In which I get all Biblical

It's that time of the year, when we celebrate the birth of that radical cleric from the West Bank, known to have ties to Iranian intelligence -- "wise men from the East" being pretty flimsy code, if you ask me. Surely this dude's been wiretapped by the NSA? He went around Israel refusing the recognize the legitimacy of the Jewish state, preaching revolution, and even resorting to violent protest. Pretty shady dealings all around.

If you can't tell, the holidays put me in a pretty grinchy mood, not helped by my choice of part-time employment. Christmas, frankly, is one of the only times I actually spend time thinking about Christianity, Jesus, and my relationship to those two concepts -- Easter being the other biggie, no surprise. It would be easier for me to take contemporary American Christianity more seriously if it didn't produce such outright blasphemies as the notion that Jesus wants you to be rich.
In three of the Gospels, Jesus warns that each of his disciples may have to "deny himself" and even "take up his Cross." In support of this alarming prediction, he forcefully contrasts the fleeting pleasures of today with the promise of eternity: "For what profit is it to a man," he asks, "if he gains the whole world, and loses his own soul?" It is one of the New Testament's hardest teachings, yet generations of churchgoers have understood that being Christian, on some level, means being ready to sacrifice--money, autonomy or even their lives.

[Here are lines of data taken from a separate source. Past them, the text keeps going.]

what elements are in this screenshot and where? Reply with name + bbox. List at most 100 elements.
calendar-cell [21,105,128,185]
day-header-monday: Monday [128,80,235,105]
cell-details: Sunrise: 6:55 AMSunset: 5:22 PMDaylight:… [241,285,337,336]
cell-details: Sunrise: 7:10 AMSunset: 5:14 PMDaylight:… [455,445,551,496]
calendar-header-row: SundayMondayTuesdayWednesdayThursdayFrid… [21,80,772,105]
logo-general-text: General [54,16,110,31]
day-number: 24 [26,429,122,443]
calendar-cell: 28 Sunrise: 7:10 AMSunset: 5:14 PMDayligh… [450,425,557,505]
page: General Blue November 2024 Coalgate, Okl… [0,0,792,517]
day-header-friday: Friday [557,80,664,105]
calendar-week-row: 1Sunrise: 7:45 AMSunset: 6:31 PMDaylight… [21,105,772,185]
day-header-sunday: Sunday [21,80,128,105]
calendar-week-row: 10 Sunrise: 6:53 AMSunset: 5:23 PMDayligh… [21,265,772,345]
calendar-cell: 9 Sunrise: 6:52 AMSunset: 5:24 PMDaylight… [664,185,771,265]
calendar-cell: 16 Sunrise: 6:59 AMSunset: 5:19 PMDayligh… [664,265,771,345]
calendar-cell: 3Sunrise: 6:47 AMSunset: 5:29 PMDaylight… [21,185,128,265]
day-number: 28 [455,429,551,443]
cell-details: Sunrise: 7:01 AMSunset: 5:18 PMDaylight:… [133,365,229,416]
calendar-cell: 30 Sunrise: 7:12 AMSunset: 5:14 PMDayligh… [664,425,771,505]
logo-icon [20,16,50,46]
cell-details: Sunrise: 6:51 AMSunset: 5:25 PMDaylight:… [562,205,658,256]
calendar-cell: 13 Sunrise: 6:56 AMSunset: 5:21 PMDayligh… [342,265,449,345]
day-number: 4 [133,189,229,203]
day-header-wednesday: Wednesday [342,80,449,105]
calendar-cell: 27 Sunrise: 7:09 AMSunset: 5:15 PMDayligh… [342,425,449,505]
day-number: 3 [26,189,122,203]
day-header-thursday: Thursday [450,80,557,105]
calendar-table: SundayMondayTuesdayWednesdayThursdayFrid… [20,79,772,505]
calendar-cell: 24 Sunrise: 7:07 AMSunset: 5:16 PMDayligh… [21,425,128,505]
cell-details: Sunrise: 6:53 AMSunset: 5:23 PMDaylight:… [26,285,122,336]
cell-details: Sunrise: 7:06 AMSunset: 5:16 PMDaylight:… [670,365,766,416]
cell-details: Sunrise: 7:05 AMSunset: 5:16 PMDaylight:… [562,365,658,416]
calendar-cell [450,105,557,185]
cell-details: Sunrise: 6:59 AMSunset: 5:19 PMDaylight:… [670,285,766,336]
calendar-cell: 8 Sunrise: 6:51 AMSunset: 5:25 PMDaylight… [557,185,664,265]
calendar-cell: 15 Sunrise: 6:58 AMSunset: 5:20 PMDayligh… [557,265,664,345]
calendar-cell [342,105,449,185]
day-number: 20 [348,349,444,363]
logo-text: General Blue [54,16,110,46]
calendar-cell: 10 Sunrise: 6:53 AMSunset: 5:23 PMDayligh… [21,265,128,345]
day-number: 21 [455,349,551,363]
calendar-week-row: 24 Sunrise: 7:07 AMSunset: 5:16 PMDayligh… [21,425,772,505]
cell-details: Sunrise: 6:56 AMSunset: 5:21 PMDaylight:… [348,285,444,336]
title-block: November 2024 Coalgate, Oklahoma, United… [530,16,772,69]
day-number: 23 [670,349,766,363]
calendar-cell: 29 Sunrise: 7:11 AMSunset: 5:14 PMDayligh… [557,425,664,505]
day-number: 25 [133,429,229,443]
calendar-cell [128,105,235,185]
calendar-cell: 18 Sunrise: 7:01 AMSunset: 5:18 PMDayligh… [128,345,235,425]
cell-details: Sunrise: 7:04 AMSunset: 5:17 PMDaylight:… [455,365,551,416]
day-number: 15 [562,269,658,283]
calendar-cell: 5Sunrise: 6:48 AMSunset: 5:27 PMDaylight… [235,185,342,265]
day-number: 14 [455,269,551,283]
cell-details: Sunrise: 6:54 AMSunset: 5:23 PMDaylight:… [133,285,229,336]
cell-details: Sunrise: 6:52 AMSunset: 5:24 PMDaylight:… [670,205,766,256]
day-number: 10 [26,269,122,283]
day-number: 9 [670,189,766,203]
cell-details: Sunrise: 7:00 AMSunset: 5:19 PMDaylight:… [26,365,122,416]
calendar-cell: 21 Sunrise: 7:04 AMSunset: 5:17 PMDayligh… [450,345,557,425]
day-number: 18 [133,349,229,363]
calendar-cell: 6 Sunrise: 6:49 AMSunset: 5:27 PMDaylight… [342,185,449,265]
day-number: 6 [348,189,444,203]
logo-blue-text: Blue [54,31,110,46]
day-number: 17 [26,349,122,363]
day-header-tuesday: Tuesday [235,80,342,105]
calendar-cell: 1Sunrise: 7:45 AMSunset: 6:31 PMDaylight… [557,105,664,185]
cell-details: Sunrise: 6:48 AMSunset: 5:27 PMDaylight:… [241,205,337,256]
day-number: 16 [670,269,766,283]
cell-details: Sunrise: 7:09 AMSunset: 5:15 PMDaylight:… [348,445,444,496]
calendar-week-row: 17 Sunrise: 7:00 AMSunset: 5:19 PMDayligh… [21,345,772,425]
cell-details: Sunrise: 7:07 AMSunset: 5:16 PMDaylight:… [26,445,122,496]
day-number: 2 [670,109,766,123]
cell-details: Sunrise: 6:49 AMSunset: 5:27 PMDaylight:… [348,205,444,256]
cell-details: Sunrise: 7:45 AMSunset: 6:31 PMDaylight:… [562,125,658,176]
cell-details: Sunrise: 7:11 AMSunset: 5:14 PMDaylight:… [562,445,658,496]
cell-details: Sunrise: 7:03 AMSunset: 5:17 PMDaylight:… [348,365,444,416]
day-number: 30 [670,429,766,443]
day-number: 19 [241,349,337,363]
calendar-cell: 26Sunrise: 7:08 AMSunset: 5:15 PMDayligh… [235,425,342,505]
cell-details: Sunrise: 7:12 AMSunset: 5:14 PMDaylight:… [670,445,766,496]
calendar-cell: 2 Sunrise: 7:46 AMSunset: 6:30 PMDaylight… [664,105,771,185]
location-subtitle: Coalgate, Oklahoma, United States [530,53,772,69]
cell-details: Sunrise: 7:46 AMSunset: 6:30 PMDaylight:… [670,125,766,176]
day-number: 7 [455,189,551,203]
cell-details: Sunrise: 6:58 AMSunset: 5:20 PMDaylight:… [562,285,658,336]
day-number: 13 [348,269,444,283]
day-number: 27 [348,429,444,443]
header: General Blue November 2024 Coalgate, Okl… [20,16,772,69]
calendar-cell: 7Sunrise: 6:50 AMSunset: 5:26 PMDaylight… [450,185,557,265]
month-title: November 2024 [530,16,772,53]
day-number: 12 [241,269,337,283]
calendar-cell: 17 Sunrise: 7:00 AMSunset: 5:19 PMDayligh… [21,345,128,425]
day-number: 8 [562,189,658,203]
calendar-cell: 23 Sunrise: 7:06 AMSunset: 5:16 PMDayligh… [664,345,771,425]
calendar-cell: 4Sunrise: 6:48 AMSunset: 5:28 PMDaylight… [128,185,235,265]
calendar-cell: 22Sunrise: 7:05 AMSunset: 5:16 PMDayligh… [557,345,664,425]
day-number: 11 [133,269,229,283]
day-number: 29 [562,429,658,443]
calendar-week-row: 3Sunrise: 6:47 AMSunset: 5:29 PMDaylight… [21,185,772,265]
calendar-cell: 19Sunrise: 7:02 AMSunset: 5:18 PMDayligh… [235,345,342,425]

But for a growing number of Christians like George Adams, the question is better restated, "Why not gain the whole world plus my soul?"
Because apparently, the King of Kings was whipped forty times, wore a crown of thorns, and died on the cross so that we could all have two-car garages.

Let's say, for a moment, that it was somehow difficult to discover passages like Jesus' declaration that "It is easier for a camel to go through the eye of a needle than for a rich man to enter the kingdom of God." Let's pretend that the Bible didn't have pretty explicit things to say about people who created idols out of gold, or people who betrayed their prinicples for 30 pieces of silver. What's pretty clear to me, in this movement, is that what we're seeing is Christianity stripped of everything that makes it Christian.
That language is reflected in Your Best Life Now, an extraordinarily accessible exhortation to this-world empowerment through God. "To live your best life now," it opens, to see "your business taking off. See your marriage restored. See your family prospering. See your dreams come to pass ..." you must "start looking at life through eyes of faith." Jesus is front and center but not his Crucifixion, Resurrection or Atonement.
I bet. Wouldn't want suffering or sacrifice to be part of our faith, would we?

So why is this bothering me so much? Well, I've worked in retail for most of my adult life now, and for most of that time it was perfectly acceptable to simply say "Happy Holidays" to customers, on the understanding that if you were a Christian you were welcome to take that as "Merry Christmas", and if not, not. But a few years back a bunch of assholes and loudmouths starting harping about how retail workers saying "Happy Holidays" was really an attack on Christianity, part of the War on Christmas, and so my co-workers and I started getting yelled at by customers for tidings of comfort and joy.

So the response has been entirely predictable: Most retailers I know of now simply don't say anything. I refuse to volunteer any kind of seasonal greeting unless the customer offers it first. Christmas has gone, for me, from being a crazed if somewhat pleasant exchange of money, with some pleasant greetings on the side, to non-stop craziness. With very little in the way of pleasantries. All because my coworkers and I were accused of taking Jesus out of Christmas. It's hard not to feel like I've been robbed of a basic measure of civilized manners, all because of some freaks.

Well, look around people. You assholes are taking Jesus out of Christianity itself, all because you don't want to think of what Jesus would say about the statistics on western obesity and third world hunger. To believe that Jesus wants you to be comfortable obviously misses how uncomfortable Jesus' teachings actually are. But we've already seen church leaders demand that politicians understand torture is a Christian value, and that protecting fertilized zygotes is more important than keeping the Earth from burning, so I suppose having churches devoted to the idea that Jesus drove a hummer isn't the worst thing in the world.

2 comments:

Mike said...

Testify John...and Happy Holidays!

Chet Scoville said...

Indeed. These goons have done more damage to Christianity than Christopher Hitchens could have done in a million years.